Да, они теперь уже довольно часто встречались. Со всеми оживленная и беззаботная, – с ним она была серьезной. Он ее немножко пугал своими рассуждениями о людской пошлости и собственной своей негодности. Со всеми было просто – с ним очень трудно и беспокойно. Случалось даже, что она просила его не приходить, – и он, оставшись дома, писал за страницей страницу, красивыми словами воздвигая надгробный памятник своему неоцененному чувству. Но иногда, наоборот, она, уставши от пустых светских разговоров, сама искала его, странного, непохожего на других, немного волнующего, слишком для нее умного, вызывающего какие-то новые непривычные вопросы, грубоватого и презрительного со всеми, кроме нее, а главное – несчастного. Любовь женщины часто начинается жалостью, желанием утешить и ободрить. И также часто маленькие женщины догадываются, что мировая скорбь мужчины непрочна и довольно легко излечивается ласковым словом; только не нужно противоречьи и смеяться. Голубые глазки знают свою власть, – но и играть с таким человеком нельзя! Как же быть? И почему он прямо не скажет, чего он хочет от нее, за что ее так мучит слишком серьезными и слишком унылыми разговорами? Он умнее и интереснее других, – но было бы лучше, если бы он был весел, как другие, потому что, ведь, жизнь так хороша, и рано в 17 лет мучить себя загадками и вопросами.

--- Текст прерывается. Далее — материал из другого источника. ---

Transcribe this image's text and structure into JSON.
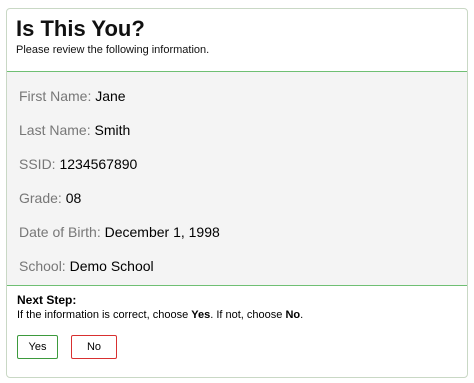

«Как я счастлив сегодня, как мне весело и отрадно! Такая ты добрая была, Леночка, такая милая, такая хорошенькая. Ты не оттолкнула меня, ты не засмеялась надо мной после всего, что я сказал тебе, не приняла за фразу мое слово. Ты говорила со мной так хорошо, так искренно. И ты могла помышлять, чтобы я дурно о тебе думал? Ты могла думать, что я нахожу удовольствие тебя мучать? Да разве ты не знаешь еще, что вся моя жизнь, все мое дорогое и прекрасное – в тебе одной? О, я был бы хорошим человеком, если бы ты, Леночка, не отнимала у меня радости и надежды – не быть тебе чужим».

Чередуются в дневнике эти «так счастлив сегодня» и «я так несчастлив». И всегда: «Что же мне делать, что делать?» – Сказать о своей любви? Но «по какому праву?»

Это в наше время можно говорить о своей любви хоть накануне ее появления, и девушке, и замужней, и той, которая желанна, и той, без которой можно обойтись. На рубиконе же 50–60 годов было нужно иметь на это право! Сказать о любви – а дальше? Быть отвергнутым, – значит жизнь разбита и исчерпана! Быть выслушанным благосклонно и услыхать ответное «да»? Но ведь для этого…

Кто такой ее отец? Чего хочет он для своей дочери? Человека, по настоящему ее любящаго, или жениха с деньгами и положением в обществе? Зачем нибудь да позаботился он, не богатый и не знатный, дать дочери тонкое образование и ввести ее в лучшее общество, ей доступное. И кто претендент? Бедный дворянчик, служака, работник, ничем не выдающийся человек? И что за тип этот их знакомый по Варшаве, поляк Г., богач, к которому с таким расположением относится ее отец? Жених? Может быть, она уже любит его или полюбит? Ну что ж!